Appartengono a due categorie: pensionati, che spesso non hanno mai insegnato, e giovani, che formiamo come docenti. Liceali del Giulio Cesare, del Tasso, dell’Albertelli. Sempre nello stile uno a uno, niente classe, voto, giudizio, programma. È un rapporto di amicizia.

Un’esperienza che si sta allargando.

Sì. Da Messina a Trieste ci sono 47 Penny Wirton. Si tratta di associazioni con le quali firmiamo un patto di intesa. Una volta l’anno, a giugno, ci incontriamo tutti per confrontare le esperienze. Stanno nascendo sedi anche nel Ticinese. La terza a Locarno. Ne sono molto contento, il nonno di mia moglie era emigrato lì, suo papà, maestro, si è diplomato a Locarno.

Da questo osservatorio come giudichi la situazione dell’immigrazione?

Abbiamo codici insanguinati. Rispettiamo una legislazione che non tiene conto delle esperienze dei migranti, chi arriva qui mi racconta cose terribili: violenze, di ogni tipo, stupri, omicidi. Non dico che si debbono aprire le frontiere, so che bisogna organizzare, legiferare, strutturare, ma vedo che non si fa quello che si dovrebbe fare a livello di integrazione vera, culturale. Non bastano un letto e un piatto di pasta, e adesso anche quelli sono in forse. I decreti sicurezza hanno peggiorato le cose, molti di quelli che avevano una sistemazione sono andati allo sbando, sono diventati clandestini. Con i rischi per l’ordine pubblico che questo comporta. Qui c’era il Baobab, una zona di accoglienza che hanno chiuso, da allora, come tutta la zona periferica romana, questa zona è occupata da gente che non sa dove andare, la situazione dell’assistenza è peggiorata. Gli sbarchi sono diminuiti, ma sono diminuiti anche i fondi per insegnare l’italiano. Alla Penny Wirton vengono sempre più persone perché lo facciamo gratis; mentre da altre parti sono costretti a chiudere.

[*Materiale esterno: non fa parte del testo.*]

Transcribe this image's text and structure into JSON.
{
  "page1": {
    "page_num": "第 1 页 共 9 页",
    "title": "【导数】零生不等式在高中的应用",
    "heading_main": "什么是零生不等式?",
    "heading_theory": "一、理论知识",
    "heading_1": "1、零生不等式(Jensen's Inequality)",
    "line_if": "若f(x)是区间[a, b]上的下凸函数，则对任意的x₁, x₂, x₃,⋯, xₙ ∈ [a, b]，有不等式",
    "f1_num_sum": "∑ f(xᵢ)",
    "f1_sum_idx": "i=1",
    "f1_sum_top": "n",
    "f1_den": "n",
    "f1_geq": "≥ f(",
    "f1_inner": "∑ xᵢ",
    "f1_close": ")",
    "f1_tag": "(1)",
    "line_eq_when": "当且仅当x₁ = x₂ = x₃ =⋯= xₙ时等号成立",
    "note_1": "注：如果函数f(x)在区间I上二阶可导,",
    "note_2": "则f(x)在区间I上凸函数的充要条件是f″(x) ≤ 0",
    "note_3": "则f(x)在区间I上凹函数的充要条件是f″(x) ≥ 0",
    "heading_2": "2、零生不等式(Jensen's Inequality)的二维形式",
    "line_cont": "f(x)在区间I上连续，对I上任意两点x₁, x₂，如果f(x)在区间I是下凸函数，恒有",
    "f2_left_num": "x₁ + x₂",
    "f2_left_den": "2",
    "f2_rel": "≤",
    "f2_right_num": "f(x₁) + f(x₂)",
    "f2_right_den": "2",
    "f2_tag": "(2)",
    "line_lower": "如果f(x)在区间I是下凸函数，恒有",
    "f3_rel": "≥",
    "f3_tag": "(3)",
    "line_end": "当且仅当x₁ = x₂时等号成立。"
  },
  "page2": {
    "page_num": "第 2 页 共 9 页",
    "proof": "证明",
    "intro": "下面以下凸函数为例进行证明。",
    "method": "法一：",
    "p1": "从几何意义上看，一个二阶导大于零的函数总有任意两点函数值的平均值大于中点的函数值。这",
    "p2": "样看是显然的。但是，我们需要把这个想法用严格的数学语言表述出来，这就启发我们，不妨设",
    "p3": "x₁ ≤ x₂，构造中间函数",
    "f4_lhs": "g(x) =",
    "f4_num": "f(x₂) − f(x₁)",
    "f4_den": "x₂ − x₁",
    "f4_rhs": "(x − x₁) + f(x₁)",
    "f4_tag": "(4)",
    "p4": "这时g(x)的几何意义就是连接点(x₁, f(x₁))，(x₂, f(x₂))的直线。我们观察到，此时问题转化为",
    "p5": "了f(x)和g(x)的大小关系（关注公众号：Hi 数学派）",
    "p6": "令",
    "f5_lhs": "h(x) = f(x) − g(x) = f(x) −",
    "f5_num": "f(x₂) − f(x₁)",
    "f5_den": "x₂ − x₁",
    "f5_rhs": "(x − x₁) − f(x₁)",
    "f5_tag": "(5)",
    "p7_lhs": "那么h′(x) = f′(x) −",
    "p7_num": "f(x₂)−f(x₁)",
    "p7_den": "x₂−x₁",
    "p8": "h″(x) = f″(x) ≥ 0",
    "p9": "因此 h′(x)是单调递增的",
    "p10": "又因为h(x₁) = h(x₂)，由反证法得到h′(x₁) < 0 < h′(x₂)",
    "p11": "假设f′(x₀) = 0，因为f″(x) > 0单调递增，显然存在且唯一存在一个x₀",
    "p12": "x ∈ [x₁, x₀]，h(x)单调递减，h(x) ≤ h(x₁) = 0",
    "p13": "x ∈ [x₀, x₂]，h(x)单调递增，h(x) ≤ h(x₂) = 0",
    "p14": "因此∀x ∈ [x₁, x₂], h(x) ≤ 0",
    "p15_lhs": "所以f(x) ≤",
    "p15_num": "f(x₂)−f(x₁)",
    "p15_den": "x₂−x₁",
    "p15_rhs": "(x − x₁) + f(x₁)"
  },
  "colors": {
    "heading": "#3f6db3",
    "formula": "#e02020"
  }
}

Qual è il problema più grave?

È culturale. La maggioranza degli italiani non comprende che abbiamo bisogno dei migranti. Non solo sul piano anagrafico, per fare i lavori che gli italiani non vogliono fare, per assistere gli anziani, per ripopolare un paese che si sta desertificando da un punto di vista demografico. Su un piano più alto. Don Milani diceva “è maestro chi non ha nessun interesse culturale quando è solo”. Di questo abbiamo bisogno, di confrontarci con nuovi sguardi, nuove sensibilità, nuovi caratteri, nuovi colori, altrimenti siamo un paese senile. Noi italiani, ed europei, siamo un paese vecchio.

Che fare?

Nella scuola ci giochiamo tutto. Non è facile, i nuovi arrivati a volte sono corpi estranei, ma tante scuole si sono organizzate, con la buona volontà degli insegnanti. Fanno sostegno linguistico, corsi di integrazione. Sono ottimista. L’obbiettivo è anche far capire agli adolescenti che non solo i deboli hanno bisogno dei forti: anche i forti hanno bisogno dei deboli.